Tak więc życie jest udręką, młodość jest udręką, miłość jest udręką, ale i śmierć jest udręką. Bo śmierć taka, jak wyobraża ją sobie Roth, to wieczne rozpamiętywanie swojego ziemskiego życia, stale od początku i jeszcze raz od początku, i jeszcze, i jeszcze ...., a im życie krótsze, tym gorzej. A wszystko to w całkowitej samotności. Nie ma żadnego boga, w którego zresztą Marcus nie wierzył, ale nie ma też pustki: jest wieczne przeżywanie życia, wieczny znój, wieczna udręka. Nie ma ucieczki. Jeśli trafiłeś człowieku ze swoim życiem w zły czas, a któż nie trafia, będziesz cierpiał na wieki, przeżywając swój ziemski koszmar bez końca. 

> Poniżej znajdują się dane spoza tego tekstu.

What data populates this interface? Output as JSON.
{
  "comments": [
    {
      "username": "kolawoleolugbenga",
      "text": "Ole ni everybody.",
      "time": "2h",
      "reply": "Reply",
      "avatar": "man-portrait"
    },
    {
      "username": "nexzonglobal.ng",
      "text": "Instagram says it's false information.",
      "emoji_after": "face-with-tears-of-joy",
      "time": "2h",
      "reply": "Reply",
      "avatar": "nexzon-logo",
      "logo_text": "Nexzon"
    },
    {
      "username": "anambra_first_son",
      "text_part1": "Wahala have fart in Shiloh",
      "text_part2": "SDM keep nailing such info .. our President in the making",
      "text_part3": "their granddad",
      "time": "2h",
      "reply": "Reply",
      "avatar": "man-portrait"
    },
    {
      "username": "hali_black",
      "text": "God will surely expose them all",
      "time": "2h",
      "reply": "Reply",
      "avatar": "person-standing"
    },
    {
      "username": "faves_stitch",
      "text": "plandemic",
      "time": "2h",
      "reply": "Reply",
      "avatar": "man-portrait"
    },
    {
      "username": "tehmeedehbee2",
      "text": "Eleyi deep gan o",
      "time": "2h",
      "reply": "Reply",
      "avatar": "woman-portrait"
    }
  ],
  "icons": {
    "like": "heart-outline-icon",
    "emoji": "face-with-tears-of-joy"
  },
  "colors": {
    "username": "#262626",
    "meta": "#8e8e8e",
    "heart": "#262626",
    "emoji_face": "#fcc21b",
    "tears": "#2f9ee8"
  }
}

Być może, czytelniku tej notki, odniosłeś wrażenie, że powieść Rotha to traktat filozoficzny, historiozoficzny czy moralny. Nic bardziej błędnego. To obyczajowy obraz amerykańskiej prowincji w latach pięćdziesiątych dwudziestego wieku. Pisarz pokazuje życie małego miasteczka i żydowskiej niereligijnej, a mimo to konserwatywnej rodziny. Przygląda się relacji rodzice-dzieci, a szczególnie ojciec-syn. Wreszcie zaprasza czytelnika na amerykańską, prowincjonalną, uczelnię, aby pokazać studenckie życie, purytańską obyczajowość, dojrzewanie, pierwsze, zdobywane w ukryciu, seksualne doświadczenia. A od czasu do czasu pesymizm łagodzony jest allenowskim humorem (przynajmniej mnie się ten humor tak kojarzy). Taka jest tragiczna w swoich skutkach, ale opowiedziana ironicznie, scena przesłuchiwania studentów, którzy wzięli udział w majtkowej orgii, szczególnie dwóch nieszczęśników "... którzy połamali sobie nogi, skacząc z okna bursy żeńskiej, i wystąpili przed dziekanem w świeżych gipsach ...".  To wszystko sprawia, że książkę, mimo jej pesymistycznego przesłania, czyta się znakomicie. "Czytajcie Philipa Rotha!", chciałoby się zakrzyknąć.